In early summer, my friends and I organized a writing workshop led by poet Kevin Prufer. Since then, I’ve been thinking all summer about one topic that Prufer discussed, namely, sentimentality in poetry. I was intrigued when he took up the subject. I’d never heard anyone speak at length about it, and I am one who always feels like I’m fighting sentimentality in my writing. Call me a sentimental fool. I wanted to hear more; so did everyone else in the workshop, it seemed. Prufer remarked that if a poem is labeled “sentimental” by a critic or a reader, then the person “damns it completely.” Yet he urged us not to avoid emotion in our writing, but instead to infuse our work with complexity: shifting dualities, ambivalence, nuanced thinking, competing visions. The problem with truly sentimental writing is that it diminishes language and feelings to their simplest level. In “Uneasy Meditation,” he writes, “It has less to do with too much emotion than it does with reduction, with the sentimentalist’s failure to think about a large subject, one we feel too emotional about, with complexity.”
As I said, I’ve been thinking about this topic all summer—and not just in my writing. In my faith journey, I often find myself awash in complexity. While I freely experience spiritual wonder, I can’t pin down my beliefs in just a sentence or two because “it’s complicated.” I have questions, I have doubts. I know that I believe in God, but I cannot define God exactly for you. I know that I believe in Jesus’ tenets, but the Trinity is a mystery to me. I am drawn to the sacred stories of the Bible, but does what is spiritually true need to be literally true?
I attend church regularly. Nearly every week, I am overwhelmed by the beauty of the music, the proclamation, the confession, and even just the sanctuary space. And here’s where things get pretty complex because I cannot name all the emotions that I might feel in one service—joy, sorrow, confusion, hope, love. I might experience unburdened joy listening to a piece by Bach, Vivaldi, or Holst.
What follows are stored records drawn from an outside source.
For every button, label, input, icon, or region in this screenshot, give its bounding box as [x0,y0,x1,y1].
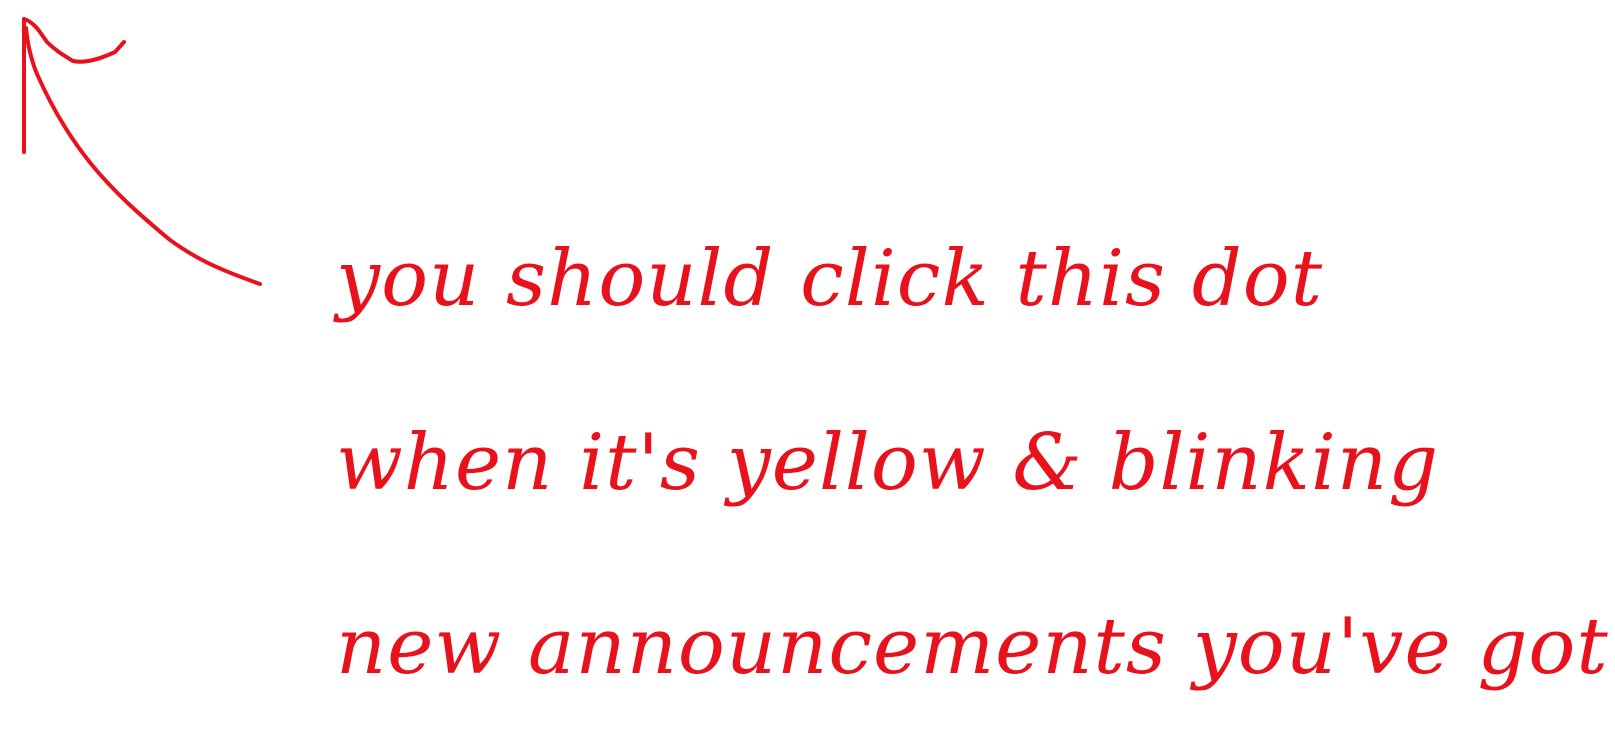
hint-line-1: you should click this dot [336,234,1324,324]
curved-arrow-up-left-icon [22,17,262,286]
hint-line-3: new announcements you've got [336,602,1609,692]
hint-line-2: when it's yellow & blinking [336,418,1440,508]
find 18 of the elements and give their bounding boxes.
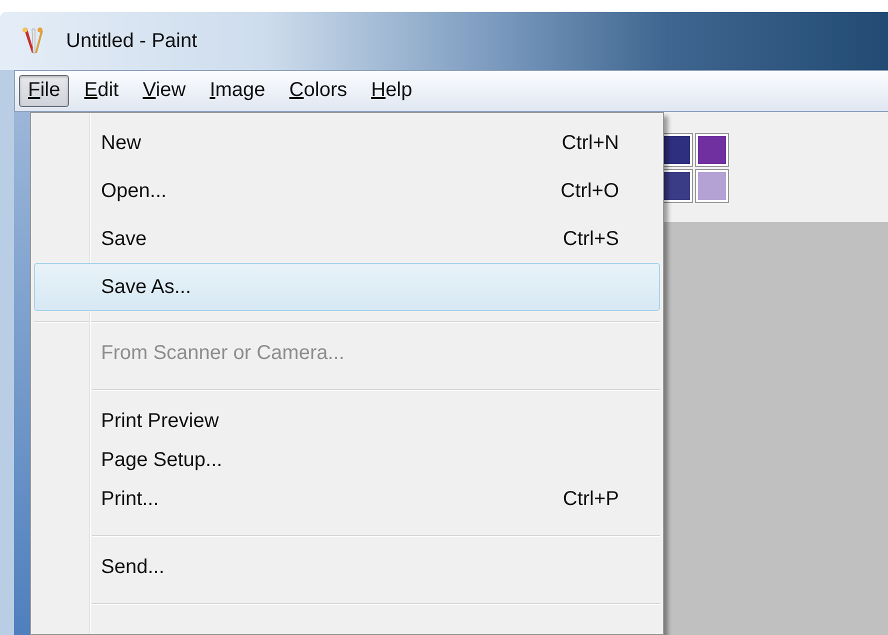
menu-item[interactable]: File [19,75,70,107]
menu-item[interactable]: Edit [75,75,128,107]
menu-option[interactable]: New Ctrl+N [34,119,660,167]
menu-option[interactable]: Print Preview [92,402,660,441]
menu-option[interactable]: Open... Ctrl+O [34,167,660,215]
menu-item[interactable]: View [134,75,195,107]
paintbrush-icon [20,27,44,55]
color-swatch[interactable] [696,170,728,202]
menu-option[interactable]: Send... [92,548,660,587]
menu-item[interactable]: Image [200,75,274,107]
menu-option[interactable]: Print... Ctrl+P [92,480,660,519]
menu-option[interactable]: Save Ctrl+S [34,215,660,263]
color-swatch[interactable] [696,134,728,166]
menu-item[interactable]: Colors [280,75,356,107]
window-title: Untitled - Paint [66,30,198,52]
menu-item[interactable]: Help [362,75,422,107]
menu-option[interactable]: Save As... [34,263,660,311]
menu-option[interactable]: Page Setup... [92,441,660,480]
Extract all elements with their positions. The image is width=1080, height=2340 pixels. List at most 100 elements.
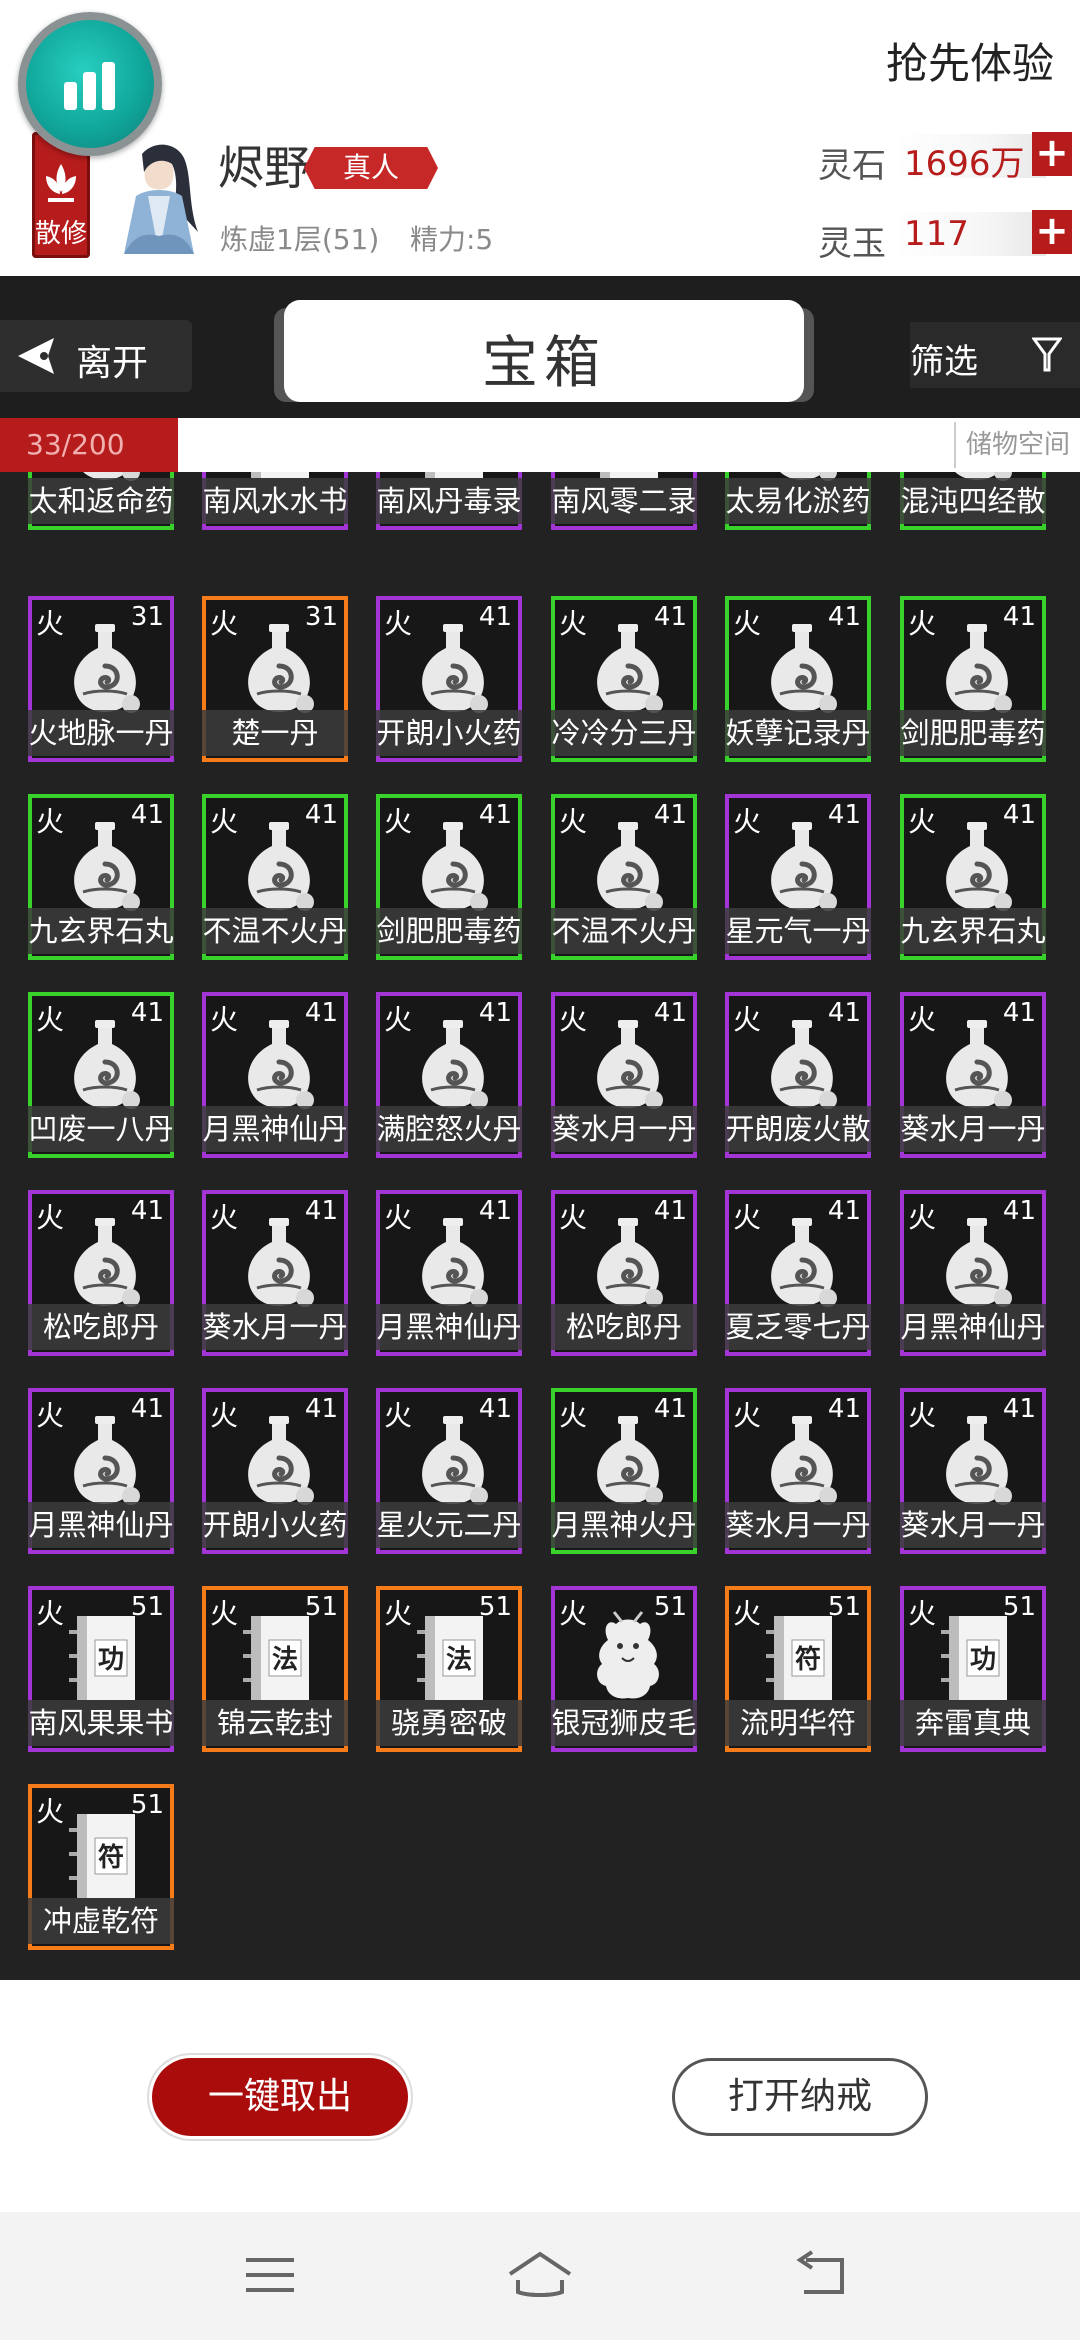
storage-space-label[interactable]: 储物空间 — [954, 422, 1080, 468]
leave-button[interactable]: 离开 — [0, 320, 192, 392]
take-all-button[interactable]: 一键取出 — [152, 2058, 408, 2136]
inventory-item[interactable]: 火 41 葵水月一丹 — [900, 992, 1046, 1158]
item-element: 火 — [733, 1201, 762, 1234]
pill-bottle-icon — [74, 822, 140, 911]
item-name: 星元气一丹 — [725, 908, 871, 954]
inventory-item[interactable]: 功 火 51 南风果果书 — [28, 1586, 174, 1752]
item-element: 火 — [559, 1201, 588, 1234]
inventory-item[interactable]: 火 41 九玄界石丸 — [28, 794, 174, 960]
add-spirit-stone-button[interactable]: + — [1032, 132, 1072, 176]
item-element: 火 — [36, 607, 65, 640]
inventory-item[interactable]: 法 火 51 骁勇密破 — [376, 1586, 522, 1752]
inventory-item[interactable]: 火 41 夏乏零七丹 — [725, 1190, 871, 1356]
add-spirit-jade-button[interactable]: + — [1032, 210, 1072, 254]
inventory-item[interactable]: 火 41 开朗废火散 — [725, 992, 871, 1158]
item-level: 31 — [304, 602, 338, 632]
item-element: 火 — [559, 1399, 588, 1432]
inventory-item[interactable]: 火 41 葵水月一丹 — [551, 992, 697, 1158]
spirit-stone-label: 灵石 — [818, 146, 886, 186]
inventory-item[interactable]: 火 31 火地脉一丹 — [28, 596, 174, 762]
inventory-item[interactable]: 太易化淤药 — [725, 472, 871, 530]
inventory-item[interactable]: 火 41 月黑神仙丹 — [900, 1190, 1046, 1356]
scroll-book-icon: 符 — [69, 1814, 135, 1898]
capacity-bar: 33/200 储物空间 — [0, 418, 1080, 472]
inventory-item[interactable]: 太和返命药 — [28, 472, 174, 530]
home-icon[interactable] — [504, 2250, 576, 2300]
item-name: 凹废一八丹 — [28, 1106, 174, 1152]
inventory-item[interactable]: 火 41 冷冷分三丹 — [551, 596, 697, 762]
energy-value: 精力:5 — [410, 223, 494, 256]
inventory-item[interactable]: 火 41 妖孽记录丹 — [725, 596, 871, 762]
inventory-item[interactable]: 火 41 星元气一丹 — [725, 794, 871, 960]
inventory-item[interactable]: 火 41 松吃郎丹 — [551, 1190, 697, 1356]
open-ring-button[interactable]: 打开纳戒 — [672, 2058, 928, 2136]
inventory-item[interactable]: 火 41 九玄界石丸 — [900, 794, 1046, 960]
item-level: 41 — [478, 602, 512, 632]
inventory-item[interactable]: 火 41 月黑神仙丹 — [202, 992, 348, 1158]
item-name: 九玄界石丸 — [28, 908, 174, 954]
svg-text:符: 符 — [795, 1644, 821, 1675]
chest-title-tab: 宝箱 — [284, 300, 804, 402]
item-name: 剑肥肥毒药 — [900, 710, 1046, 756]
item-element: 火 — [559, 1597, 588, 1630]
filter-button[interactable]: 筛选 — [910, 322, 1080, 388]
inventory-item[interactable]: 火 41 松吃郎丹 — [28, 1190, 174, 1356]
pill-bottle-icon — [597, 1020, 663, 1109]
item-level: 41 — [653, 800, 687, 830]
inventory-item[interactable]: 符 火 51 流明华符 — [725, 1586, 871, 1752]
floating-stats-button[interactable] — [18, 12, 162, 156]
inventory-item[interactable]: 火 41 满腔怒火丹 — [376, 992, 522, 1158]
item-element: 火 — [210, 1201, 239, 1234]
early-access-label[interactable]: 抢先体验 — [886, 30, 1054, 91]
item-level: 41 — [653, 998, 687, 1028]
inventory-item[interactable]: 功南风水水书 — [202, 472, 348, 530]
inventory-item[interactable]: 符 火 51 冲虚乾符 — [28, 1784, 174, 1950]
inventory-item[interactable]: 功南风丹毒录 — [376, 472, 522, 530]
item-level: 41 — [1002, 602, 1036, 632]
inventory-item[interactable]: 火 41 剑肥肥毒药 — [900, 596, 1046, 762]
inventory-item[interactable]: 混沌四经散 — [900, 472, 1046, 530]
inventory-item[interactable]: 火 31 楚一丹 — [202, 596, 348, 762]
item-name: 月黑神仙丹 — [202, 1106, 348, 1152]
inventory-item[interactable]: 火 41 开朗小火药 — [376, 596, 522, 762]
inventory-item[interactable]: 火 41 凹废一八丹 — [28, 992, 174, 1158]
item-name: 混沌四经散 — [900, 478, 1046, 524]
inventory-item[interactable]: 功南风零二录 — [551, 472, 697, 530]
inventory-item[interactable]: 火 41 开朗小火药 — [202, 1388, 348, 1554]
item-name: 开朗废火散 — [725, 1106, 871, 1152]
inventory-item[interactable]: 法 火 51 锦云乾封 — [202, 1586, 348, 1752]
item-name: 流明华符 — [725, 1700, 871, 1746]
inventory-item[interactable]: 火 41 月黑神火丹 — [551, 1388, 697, 1554]
inventory-item[interactable]: 火 41 不温不火丹 — [551, 794, 697, 960]
inventory-item[interactable]: 火 41 葵水月一丹 — [900, 1388, 1046, 1554]
back-icon[interactable] — [790, 2250, 850, 2300]
inventory-item[interactable]: 火 41 星火元二丹 — [376, 1388, 522, 1554]
lion-pelt-icon — [597, 1611, 659, 1699]
item-name: 葵水月一丹 — [551, 1106, 697, 1152]
cultivation-realm: 炼虚1层(51) — [220, 223, 380, 256]
menu-icon[interactable] — [240, 2250, 300, 2300]
item-name: 火地脉一丹 — [28, 710, 174, 756]
pill-bottle-icon — [248, 624, 314, 713]
inventory-item[interactable]: 火 41 不温不火丹 — [202, 794, 348, 960]
item-level: 51 — [130, 1592, 164, 1622]
item-element: 火 — [384, 1597, 413, 1630]
inventory-item[interactable]: 火 41 月黑神仙丹 — [376, 1190, 522, 1356]
inventory-item[interactable]: 火 41 剑肥肥毒药 — [376, 794, 522, 960]
item-element: 火 — [210, 805, 239, 838]
item-level: 41 — [1002, 800, 1036, 830]
pill-bottle-icon — [771, 624, 837, 713]
inventory-item[interactable]: 火 51 银冠狮皮毛 — [551, 1586, 697, 1752]
item-element: 火 — [210, 1003, 239, 1036]
pill-bottle-icon — [946, 1416, 1012, 1505]
spirit-jade-row: 灵玉 117 + — [818, 208, 1076, 264]
inventory-item[interactable]: 火 41 葵水月一丹 — [202, 1190, 348, 1356]
inventory-item[interactable]: 火 41 月黑神仙丹 — [28, 1388, 174, 1554]
player-avatar[interactable] — [114, 136, 204, 258]
player-name: 烬野 — [218, 141, 310, 195]
item-element: 火 — [733, 1003, 762, 1036]
item-level: 51 — [304, 1592, 338, 1622]
inventory-item[interactable]: 功 火 51 奔雷真典 — [900, 1586, 1046, 1752]
item-level: 41 — [653, 1394, 687, 1424]
inventory-item[interactable]: 火 41 葵水月一丹 — [725, 1388, 871, 1554]
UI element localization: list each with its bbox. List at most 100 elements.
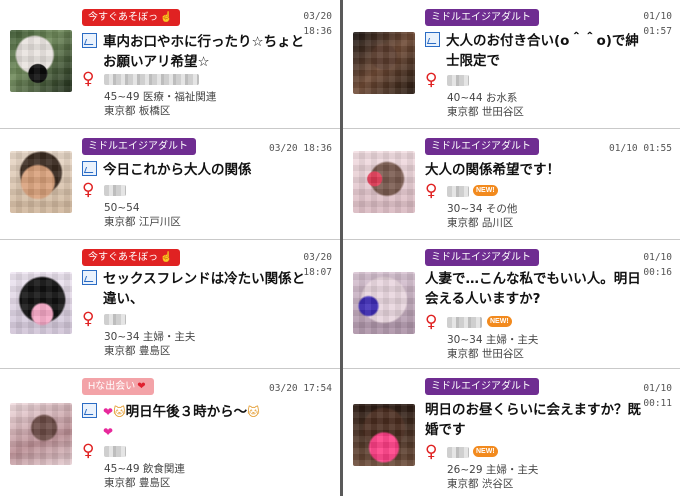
image-icon xyxy=(82,270,97,285)
profile-info: 45~49 医療・福祉関連 東京都 板橋区 xyxy=(104,90,216,118)
category-badge: 今すぐあそぼっ ☝ xyxy=(82,249,181,266)
blurred-username xyxy=(447,186,469,197)
avatar[interactable] xyxy=(10,30,72,92)
female-icon: ♀ xyxy=(82,180,95,200)
post-title[interactable]: 人妻で…こんな私でもいい人。明日会える人いますか? xyxy=(425,269,650,309)
pointing-hand-icon: ☝ xyxy=(160,12,173,23)
age-occupation: 50~54 xyxy=(104,202,140,214)
post-title-row[interactable]: 明日のお昼くらいに会えますか？既婚です xyxy=(425,400,650,440)
post-title-row[interactable]: セックスフレンドは冷たい関係と違い、 xyxy=(82,269,310,309)
female-icon: ♀ xyxy=(425,181,438,201)
avatar[interactable] xyxy=(10,403,72,465)
profile-info: 45~49 飲食関連 東京都 豊島区 xyxy=(104,462,185,490)
profile-info: 30~34 主婦・主夫 東京都 世田谷区 xyxy=(447,333,538,361)
female-icon: ♀ xyxy=(82,309,95,329)
avatar[interactable] xyxy=(353,32,415,94)
age-occupation: 40~44 お水系 xyxy=(447,92,518,104)
profile-info: 50~54 東京都 江戸川区 xyxy=(104,201,181,229)
avatar[interactable] xyxy=(353,404,415,466)
profile-info: 26~29 主婦・主夫 東京都 渋谷区 xyxy=(447,463,538,491)
post-datetime: 03/20 17:54 xyxy=(269,383,332,394)
age-occupation: 30~34 主婦・主夫 xyxy=(104,331,196,343)
post-title[interactable]: 車内お口やホに行ったり☆ちょとお願いアリ希望☆ xyxy=(103,32,310,72)
post-item[interactable]: Hな出会い ❤ 03/20 17:54 ❤🐱明日午後３時から～🐱 ❤ ♀ 45~49… xyxy=(0,369,340,496)
heart-icon: ❤ xyxy=(137,381,146,392)
area: 東京都 世田谷区 xyxy=(447,106,524,118)
post-item[interactable]: ミドルエイジアダルト 01/10 01:55 大人の関係希望です！ ♀ NEW!… xyxy=(343,129,680,240)
post-title-row[interactable]: 車内お口やホに行ったり☆ちょとお願いアリ希望☆ xyxy=(82,32,310,72)
post-title[interactable]: 今日これから大人の関係 xyxy=(103,160,310,180)
blurred-username xyxy=(104,74,199,85)
age-occupation: 30~34 その他 xyxy=(447,203,518,215)
category-badge: ミドルエイジアダルト xyxy=(425,138,539,155)
area: 東京都 板橋区 xyxy=(104,105,171,117)
category-badge: 今すぐあそぼっ ☝ xyxy=(82,9,181,26)
new-badge: NEW! xyxy=(473,446,498,457)
avatar[interactable] xyxy=(353,272,415,334)
post-item[interactable]: 今すぐあそぼっ ☝ 03/20 18:36 車内お口やホに行ったり☆ちょとお願いアリ… xyxy=(0,0,340,129)
profile-info: 30~34 その他 東京都 品川区 xyxy=(447,202,517,230)
category-badge: ミドルエイジアダルト xyxy=(425,378,539,395)
post-item[interactable]: ミドルエイジアダルト 03/20 18:36 今日これから大人の関係 ♀ 50~… xyxy=(0,129,340,240)
heart-icon: ❤ xyxy=(103,405,114,419)
category-badge: ミドルエイジアダルト xyxy=(425,249,539,266)
right-column: ミドルエイジアダルト 01/10 01:57 大人のお付き合い(o＾＾o)で紳士限… xyxy=(343,0,680,496)
cat-face-icon: 🐱 xyxy=(113,405,126,419)
image-icon xyxy=(82,403,97,418)
profile-info: 30~34 主婦・主夫 東京都 豊島区 xyxy=(104,330,195,358)
area: 東京都 豊島区 xyxy=(104,477,171,489)
blurred-username xyxy=(104,314,126,325)
post-datetime: 01/10 01:55 xyxy=(609,143,672,154)
category-badge: Hな出会い ❤ xyxy=(82,378,154,395)
post-title-row[interactable]: 今日これから大人の関係 xyxy=(82,160,310,180)
pointing-hand-icon: ☝ xyxy=(160,252,173,263)
post-title[interactable]: セックスフレンドは冷たい関係と違い、 xyxy=(103,269,310,309)
post-item[interactable]: 今すぐあそぼっ ☝ 03/20 18:07 セックスフレンドは冷たい関係と違い、 ♀… xyxy=(0,240,340,369)
blurred-username xyxy=(447,317,482,328)
new-badge: NEW! xyxy=(487,316,512,327)
post-title-row[interactable]: 大人のお付き合い(o＾＾o)で紳士限定で xyxy=(425,31,650,71)
female-icon: ♀ xyxy=(425,442,438,462)
female-icon: ♀ xyxy=(82,441,95,461)
age-occupation: 26~29 主婦・主夫 xyxy=(447,464,539,476)
post-title[interactable]: 大人の関係希望です！ xyxy=(425,160,650,180)
image-icon xyxy=(82,161,97,176)
post-title[interactable]: 大人のお付き合い(o＾＾o)で紳士限定で xyxy=(446,31,650,71)
avatar[interactable] xyxy=(10,151,72,213)
area: 東京都 品川区 xyxy=(447,217,514,229)
avatar[interactable] xyxy=(10,272,72,334)
image-icon xyxy=(82,33,97,48)
category-badge: ミドルエイジアダルト xyxy=(425,9,539,26)
post-title[interactable]: 明日のお昼くらいに会えますか？既婚です xyxy=(425,400,650,440)
female-icon: ♀ xyxy=(425,312,438,332)
blurred-username xyxy=(104,185,126,196)
age-occupation: 45~49 医療・福祉関連 xyxy=(104,91,217,103)
post-title-row[interactable]: 人妻で…こんな私でもいい人。明日会える人いますか? xyxy=(425,269,650,309)
heart-icon: ❤ xyxy=(103,425,114,439)
area: 東京都 世田谷区 xyxy=(447,348,524,360)
post-title-row[interactable]: 大人の関係希望です！ xyxy=(425,160,650,180)
post-title[interactable]: ❤🐱明日午後３時から～🐱 ❤ xyxy=(103,402,310,442)
area: 東京都 江戸川区 xyxy=(104,216,181,228)
age-occupation: 45~49 飲食関連 xyxy=(104,463,185,475)
blurred-username xyxy=(447,75,469,86)
cat-face-icon: 🐱 xyxy=(247,405,260,419)
post-item[interactable]: ミドルエイジアダルト 01/10 00:11 明日のお昼くらいに会えますか？既婚で… xyxy=(343,369,680,496)
age-occupation: 30~34 主婦・主夫 xyxy=(447,334,539,346)
post-item[interactable]: ミドルエイジアダルト 01/10 00:16 人妻で…こんな私でもいい人。明日会え… xyxy=(343,240,680,369)
area: 東京都 渋谷区 xyxy=(447,478,514,490)
profile-info: 40~44 お水系 東京都 世田谷区 xyxy=(447,91,524,119)
category-badge: ミドルエイジアダルト xyxy=(82,138,196,155)
avatar[interactable] xyxy=(353,151,415,213)
post-datetime: 03/20 18:36 xyxy=(269,143,332,154)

Confusion may settle in me for a few minutes as I listen to the confession and then enter into silent meditation, perhaps wondering why I don’t find enough time in my daily life for this stillness. Sorrow and love, even guilt, charged me during the last week’s service, as one elderly member expressed his thanks to the congregation for its help, when he and his wife recently lost their home in a Memorial Day flood. (I say “guilt” because I’d experienced only inconvenience during the flood.) At the benediction, I almost always feel hope, when our minister blesses us.
I’ve taken to heart Kevin Prufer’s advice to include “truths that clash and compete” in our writing and not to avoid the emotional content. Engaging poems are “poems born of complex situations in which no thinking person could help but feel strongly in multiple, conflicting ways,” he writes in “Uneasy Meditations.” I believe him. So I have been working on new poems and revising poems to that end. My musing about my own faith journey has shown me, too, that I live with conflicting emotion and nuanced thinking—something to pursue when I am writing, for truth-telling.